A première vue : la rentrée Albin Michel 2016
Ça dérape un peu chez Albin Michel ! Neuf titres français et trois étrangers rien qu’en août, c’est plus que les années précédentes et ce n’est pas forcément pour le meilleur, gare au syndrome Gallimard… Il devrait y avoir tout de même deux ou trois rendez-vous importants, comme souvent avec cette maison, que ce soit du côté des premiers romans comme des auteurs confirmés.
LE DÉMON A VIDÉ TON CERVEAU : Possédées, de Frédéric Gros
C’est l’un des buzz de l’été chez les libraires, et c’est souvent bon signe. Pour son premier roman, l’essayiste et philosophe Frédéric Gros s’intéresse au cas des possédées de Loudun, sombre histoire de possession et exorcisme de bonnes sœurs soi-disant habitées par Satan réincarné sous la forme du curé Urbain Grandier. Nous sommes en 1632, Richelieu est au pouvoir et entend mener une répression sévère contre la Réforme ; humaniste, amoureux des femmes, Grandier est une cible parfaite… Une réflexion sur le fanatisme qui devrait créer des échos troublants entre passé et présent.
L’HOMME A L’OREILLE COUPÉE : La Valse des arbres et du ciel, de Jean-Michel Guenassia
Après un précédent roman (Trompe-la-mort) moins convaincant, l’auteur du Club des incorrigibles optimistes revient avec un roman historique mettant en scène les derniers jours de Vincent Van Gogh, en particulier sa relation avec Marguerite, une jeune femme avide de liberté, fille du célèbre docteur Gachet, connu comme l’ami des impressionnistes – mais l’était-il tant que ça ? Guenassia s’inspire aussi de recherches récentes sur les conditions de la mort de Van Gogh, fragilisant l’hypothèse de son suicide… On attend forcément de voir ce que ce grand raconteur d’histoire peut faire avec un sujet pareil.
WERTHER MINUS : Lithium, d’Aurélien Gougaud
Elle refuse de penser au lendemain et se noie dans les fêtes, l’alcool et le sexe sans se soucier du reste ; Il vient de se lancer dans la vie active mais travaille sans passion.

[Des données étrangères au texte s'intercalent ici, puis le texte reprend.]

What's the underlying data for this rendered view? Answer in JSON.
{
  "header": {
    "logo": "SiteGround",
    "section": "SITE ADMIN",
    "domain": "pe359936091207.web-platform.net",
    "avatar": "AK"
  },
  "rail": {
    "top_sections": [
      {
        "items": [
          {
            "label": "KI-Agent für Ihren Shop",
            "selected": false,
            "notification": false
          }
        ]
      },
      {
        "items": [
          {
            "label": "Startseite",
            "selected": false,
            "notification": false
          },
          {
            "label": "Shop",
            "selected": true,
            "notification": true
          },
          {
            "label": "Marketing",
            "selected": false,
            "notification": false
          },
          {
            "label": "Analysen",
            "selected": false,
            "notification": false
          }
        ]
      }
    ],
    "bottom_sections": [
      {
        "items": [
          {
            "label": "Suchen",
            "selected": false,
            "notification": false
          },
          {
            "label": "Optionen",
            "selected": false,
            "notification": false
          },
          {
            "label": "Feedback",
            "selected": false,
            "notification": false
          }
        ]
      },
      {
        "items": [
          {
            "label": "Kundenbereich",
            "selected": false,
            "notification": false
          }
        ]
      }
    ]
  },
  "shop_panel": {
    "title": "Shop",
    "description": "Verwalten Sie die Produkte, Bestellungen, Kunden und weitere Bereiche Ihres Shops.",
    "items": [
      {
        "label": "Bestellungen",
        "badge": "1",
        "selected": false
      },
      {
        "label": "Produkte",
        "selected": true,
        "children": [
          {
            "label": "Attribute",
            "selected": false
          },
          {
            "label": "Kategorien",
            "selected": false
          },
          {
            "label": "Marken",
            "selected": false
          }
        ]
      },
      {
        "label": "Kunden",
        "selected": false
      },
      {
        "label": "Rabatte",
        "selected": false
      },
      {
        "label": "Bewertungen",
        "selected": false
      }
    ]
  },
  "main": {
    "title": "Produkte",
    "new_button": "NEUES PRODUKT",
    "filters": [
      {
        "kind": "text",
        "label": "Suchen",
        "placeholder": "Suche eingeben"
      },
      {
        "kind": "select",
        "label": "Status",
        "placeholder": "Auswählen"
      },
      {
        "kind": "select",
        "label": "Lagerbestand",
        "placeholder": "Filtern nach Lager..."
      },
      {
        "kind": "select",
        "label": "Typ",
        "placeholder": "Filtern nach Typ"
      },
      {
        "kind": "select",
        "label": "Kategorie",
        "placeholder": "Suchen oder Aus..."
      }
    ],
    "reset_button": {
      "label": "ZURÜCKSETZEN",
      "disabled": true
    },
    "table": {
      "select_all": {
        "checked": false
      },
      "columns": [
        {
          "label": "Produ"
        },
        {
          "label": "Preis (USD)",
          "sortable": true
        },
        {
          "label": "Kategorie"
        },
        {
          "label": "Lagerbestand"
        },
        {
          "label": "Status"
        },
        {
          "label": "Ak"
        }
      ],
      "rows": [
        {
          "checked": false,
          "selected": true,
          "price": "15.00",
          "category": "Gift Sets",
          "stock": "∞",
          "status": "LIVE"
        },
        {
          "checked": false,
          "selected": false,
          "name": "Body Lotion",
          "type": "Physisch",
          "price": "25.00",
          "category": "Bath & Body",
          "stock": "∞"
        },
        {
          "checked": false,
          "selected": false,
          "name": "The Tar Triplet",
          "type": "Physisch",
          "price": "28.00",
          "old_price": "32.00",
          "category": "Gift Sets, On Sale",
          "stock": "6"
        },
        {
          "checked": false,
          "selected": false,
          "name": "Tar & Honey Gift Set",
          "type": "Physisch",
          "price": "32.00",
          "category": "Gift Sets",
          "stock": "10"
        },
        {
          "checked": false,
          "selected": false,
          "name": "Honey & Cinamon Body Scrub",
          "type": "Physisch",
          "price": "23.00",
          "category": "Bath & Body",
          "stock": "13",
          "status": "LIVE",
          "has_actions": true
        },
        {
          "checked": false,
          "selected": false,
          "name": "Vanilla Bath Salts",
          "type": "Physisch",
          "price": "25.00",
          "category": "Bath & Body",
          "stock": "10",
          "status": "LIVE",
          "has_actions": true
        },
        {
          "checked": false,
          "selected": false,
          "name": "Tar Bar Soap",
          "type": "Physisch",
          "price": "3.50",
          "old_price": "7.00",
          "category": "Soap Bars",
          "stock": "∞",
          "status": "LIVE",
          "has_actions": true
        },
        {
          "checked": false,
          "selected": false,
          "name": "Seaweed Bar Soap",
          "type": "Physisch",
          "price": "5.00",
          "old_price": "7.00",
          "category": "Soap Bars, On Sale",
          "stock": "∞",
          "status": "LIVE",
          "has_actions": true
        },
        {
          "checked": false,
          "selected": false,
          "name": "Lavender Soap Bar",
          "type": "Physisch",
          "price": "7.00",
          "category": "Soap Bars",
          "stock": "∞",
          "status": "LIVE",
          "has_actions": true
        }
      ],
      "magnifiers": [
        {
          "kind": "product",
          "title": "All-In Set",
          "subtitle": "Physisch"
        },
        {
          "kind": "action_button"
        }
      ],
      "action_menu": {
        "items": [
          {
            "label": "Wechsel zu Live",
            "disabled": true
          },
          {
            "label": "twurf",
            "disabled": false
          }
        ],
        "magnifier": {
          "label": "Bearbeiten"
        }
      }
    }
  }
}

Ils sont les enfants d’une nouvelle génération perdue qui reste assez jeune pour tenter de croire à une possibilité de renouveau. Premier roman d’un auteur de 25 ans, qui scrute ses semblables dans un roman annoncé comme sombre et désenchanté.
ABOUT A BOY : Un enfant plein d’angoisse et très sage, de Stéphane Hoffmann
Ce titre, on dirait un couplet d’une chanson de Jean-Jacques Goldman, tiens ! (C’est affectueux, hein.) Antoine, 13 ans, aimerait davantage de considération de la part de ses parents, duo d’égoïstes qui préfèrent le confier à un internat suisse ou à sa grand-mère de Chamonix plutôt que de l’élever. Mais le jour où ils s’intéressent enfin à lui, ce n’est peut-être pas une si bonne nouvelle que cela… Une comédie familiale pour traiter avec légèreté du désamour filial.
QUAND NOTRE CŒUR FAIT BOUM : Pechblende, de Jean-Yves Lacroix
Deuxième roman d’un libraire parisien spécialisé dans les livres d’occasion – ce qui explique sans doute pourquoi le héros de ce livre est justement libraire dans une librairie de livres anciens (ah). A la veille de la Seconde Guerre mondiale, le dit libraire tombe amoureux d’une assistante de Frédéric Joliot-Curie, mais se trouve confronté à un dilemme cruel lorsque le conflit éclate et que son patron décide d’entrer dans la clandestinité.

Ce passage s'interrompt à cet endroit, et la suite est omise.